Arriving at the fiesta a little later than anticipated due to traffic, “it was a little bit of a relief that we’d gotten there. … It felt like seeing an old friend or an old family member,” Maddie Harrison said of reconnecting with LaMonica, who spent time before the balloon ride doting on not only her children, but Maddie’s as well.
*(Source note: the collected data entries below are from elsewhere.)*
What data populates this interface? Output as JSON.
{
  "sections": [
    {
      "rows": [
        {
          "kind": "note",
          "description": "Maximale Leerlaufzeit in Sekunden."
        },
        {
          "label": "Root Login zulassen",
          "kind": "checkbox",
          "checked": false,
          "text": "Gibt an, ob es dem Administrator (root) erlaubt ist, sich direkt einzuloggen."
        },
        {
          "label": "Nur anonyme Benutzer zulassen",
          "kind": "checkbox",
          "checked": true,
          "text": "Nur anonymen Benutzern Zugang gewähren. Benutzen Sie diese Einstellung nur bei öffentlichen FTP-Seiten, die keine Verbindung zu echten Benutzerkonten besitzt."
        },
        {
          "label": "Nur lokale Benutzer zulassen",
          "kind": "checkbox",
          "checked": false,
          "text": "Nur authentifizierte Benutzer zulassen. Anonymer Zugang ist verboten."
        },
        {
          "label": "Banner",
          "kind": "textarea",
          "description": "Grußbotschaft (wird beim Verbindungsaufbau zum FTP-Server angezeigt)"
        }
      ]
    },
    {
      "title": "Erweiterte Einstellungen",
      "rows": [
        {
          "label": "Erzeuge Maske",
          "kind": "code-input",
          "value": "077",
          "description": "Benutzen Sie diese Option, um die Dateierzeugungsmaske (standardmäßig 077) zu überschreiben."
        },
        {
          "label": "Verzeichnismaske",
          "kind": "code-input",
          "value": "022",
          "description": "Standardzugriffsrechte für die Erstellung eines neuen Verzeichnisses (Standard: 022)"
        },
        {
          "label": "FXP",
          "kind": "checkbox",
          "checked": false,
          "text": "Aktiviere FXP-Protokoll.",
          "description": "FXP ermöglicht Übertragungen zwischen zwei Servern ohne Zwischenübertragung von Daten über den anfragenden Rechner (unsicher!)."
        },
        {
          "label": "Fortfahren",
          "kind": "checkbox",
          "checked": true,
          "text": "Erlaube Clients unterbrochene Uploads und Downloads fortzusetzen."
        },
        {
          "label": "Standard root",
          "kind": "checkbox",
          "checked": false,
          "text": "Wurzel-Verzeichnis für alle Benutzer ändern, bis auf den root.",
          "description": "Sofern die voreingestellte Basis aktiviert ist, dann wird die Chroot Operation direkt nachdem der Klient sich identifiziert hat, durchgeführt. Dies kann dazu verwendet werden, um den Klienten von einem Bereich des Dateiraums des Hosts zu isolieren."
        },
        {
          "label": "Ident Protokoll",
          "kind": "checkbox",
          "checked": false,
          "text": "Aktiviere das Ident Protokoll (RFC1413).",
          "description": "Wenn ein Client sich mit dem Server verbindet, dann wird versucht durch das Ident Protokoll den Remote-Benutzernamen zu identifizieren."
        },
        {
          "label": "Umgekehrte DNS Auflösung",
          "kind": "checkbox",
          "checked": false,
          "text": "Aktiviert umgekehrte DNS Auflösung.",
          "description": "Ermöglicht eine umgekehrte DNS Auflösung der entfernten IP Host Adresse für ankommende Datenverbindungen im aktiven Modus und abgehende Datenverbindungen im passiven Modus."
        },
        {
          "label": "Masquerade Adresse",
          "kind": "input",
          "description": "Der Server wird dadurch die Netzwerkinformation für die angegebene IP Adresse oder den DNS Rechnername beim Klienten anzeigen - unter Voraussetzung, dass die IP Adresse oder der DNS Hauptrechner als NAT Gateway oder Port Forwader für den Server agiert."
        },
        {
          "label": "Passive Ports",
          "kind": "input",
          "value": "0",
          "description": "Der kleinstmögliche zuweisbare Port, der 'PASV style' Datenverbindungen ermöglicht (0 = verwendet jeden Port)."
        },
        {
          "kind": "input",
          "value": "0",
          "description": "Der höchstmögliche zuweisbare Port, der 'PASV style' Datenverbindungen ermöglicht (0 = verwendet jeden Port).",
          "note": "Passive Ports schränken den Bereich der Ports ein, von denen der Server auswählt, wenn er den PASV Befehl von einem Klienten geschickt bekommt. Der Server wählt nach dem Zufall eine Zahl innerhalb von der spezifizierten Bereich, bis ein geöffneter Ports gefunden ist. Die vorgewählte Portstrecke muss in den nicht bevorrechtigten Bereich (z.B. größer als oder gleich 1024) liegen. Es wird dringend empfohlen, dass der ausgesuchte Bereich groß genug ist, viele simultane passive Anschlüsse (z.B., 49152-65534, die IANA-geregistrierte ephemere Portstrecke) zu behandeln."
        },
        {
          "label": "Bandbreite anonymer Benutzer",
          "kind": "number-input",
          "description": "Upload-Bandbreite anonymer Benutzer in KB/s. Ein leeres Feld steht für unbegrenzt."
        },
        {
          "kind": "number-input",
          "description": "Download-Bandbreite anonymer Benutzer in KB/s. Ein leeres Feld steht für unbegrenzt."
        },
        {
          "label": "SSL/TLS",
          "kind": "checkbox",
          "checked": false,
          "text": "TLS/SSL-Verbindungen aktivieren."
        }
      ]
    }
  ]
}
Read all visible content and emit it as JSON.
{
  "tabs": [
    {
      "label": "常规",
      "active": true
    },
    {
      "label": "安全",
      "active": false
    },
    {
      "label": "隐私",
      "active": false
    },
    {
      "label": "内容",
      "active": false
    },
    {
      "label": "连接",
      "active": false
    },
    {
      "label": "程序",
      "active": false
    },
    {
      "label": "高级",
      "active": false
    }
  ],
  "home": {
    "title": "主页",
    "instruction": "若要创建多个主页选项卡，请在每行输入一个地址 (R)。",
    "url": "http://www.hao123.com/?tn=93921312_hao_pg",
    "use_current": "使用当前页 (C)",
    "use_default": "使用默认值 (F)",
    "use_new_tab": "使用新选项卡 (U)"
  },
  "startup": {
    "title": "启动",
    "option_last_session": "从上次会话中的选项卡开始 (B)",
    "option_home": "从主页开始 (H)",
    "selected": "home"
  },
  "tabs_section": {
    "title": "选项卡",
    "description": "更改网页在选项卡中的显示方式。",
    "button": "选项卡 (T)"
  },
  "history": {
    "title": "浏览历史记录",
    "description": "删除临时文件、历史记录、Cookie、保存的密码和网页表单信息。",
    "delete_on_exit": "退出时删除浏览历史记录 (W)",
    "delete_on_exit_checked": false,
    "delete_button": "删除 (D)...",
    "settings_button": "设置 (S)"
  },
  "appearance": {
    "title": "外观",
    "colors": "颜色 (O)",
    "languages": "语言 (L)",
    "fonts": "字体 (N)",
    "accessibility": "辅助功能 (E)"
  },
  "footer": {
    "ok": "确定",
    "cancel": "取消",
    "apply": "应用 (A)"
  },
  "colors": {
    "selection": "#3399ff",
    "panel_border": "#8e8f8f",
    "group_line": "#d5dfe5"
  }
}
Keegan, wearing a mask over his nose and mouth, bounded into the media tent of the Balloon Fiesta and hugged the legs of a few people he’d just met, while his parents chatted before the mass ascension.
The plan: Keegan and his parents were to go up in a hot-air balloon at no cost. That’s because the fiesta’s media coordinator Tom Garrity and Whittaker-Walker both sit on the board of Ronald McDonald House, and when she came up with the idea to invite the Harrisons for a balloon ride, she approached Garrity, who supplied both families media passes that allowed them into the fiesta for free.
Garrity also paired them with balloonist Jim Lynch, a retired airline pilot who had been coming to the fiesta from Florida for decades and providing free rides to members of the media for the past eight years. He said he has had hundreds of enjoyable balloon rides, “but nothing as special as this.”
Keegan’s father, Gray Harrison, 34, gave his son a few injections of medicine in the abdomen before leaving the tent, then climbed into the balloon basket with Keegan in his arms. A real estate developer who was Maddie’s high school sweetheart, he told his son, “I love you,” as they got set to take off.
Keegan had been excited since the family’s arrival in Albuquerque, but when the 6-year-old saw the flames that heated the air in the balloons and heard the rush of propane, he said nervously, “I need to go out.”
So his father handed him off to Maddie, who stayed behind with LaMonica, who couldn’t take a ride due to her pregnancy.
LaMonica’s mother, Clytemnestra “Cly” Whittaker, 64, a spunky retired school nurse clad in a baseball cap and sneakers, climbed in, taking Keegan’s place with Gray. Both families clapped, cheered and snapped photos on their iPhones as the balloon lifted off into the sky, which was by then bright blue and filled with light.
Their ride in the rainbow-colored balloon called the Whirlaway was no more than 10 minutes. “Surreal,” is how Gray described it. Maddie and Keegan waved from below while Audrey sat under a blanket in her stroller watching.
While the Whirlaway bobbed in the sky, LaMonica rode in the chase vehicle so she could meet her mother and Gray when they landed.
Everyone was nearly silent when the balloon made a smooth landing at a distant part of the park. “It was a very precious moment,” Cly said.
Added Gray: “I was amazed how quiet it was; it was really peaceful up there.”
After the ride, the truck returned everyone to the launch site, where Lynch popped two bottles of champagne, the labels of which he had everyone sign. He gave one to each family, then pinned each of the participants with a pin representing his balloon, and recited the Balloonist’s Prayer. There were lots of hugs.
No one was disappointed Keegan didn’t take flight.
“Just the fact that he’s out here doing this with us is great,” said Maddie, who said she has been told that Keegan will probably not live for 10 more years and therefore doesn’t qualify for other transplants.
“To have the ability as a family to do something fun is something we’ll never, ever forget. This will stand out in my mind as one of the best things I ever got to do,” she said. “And to experience it with the Walkers … I couldn’t ask for more.”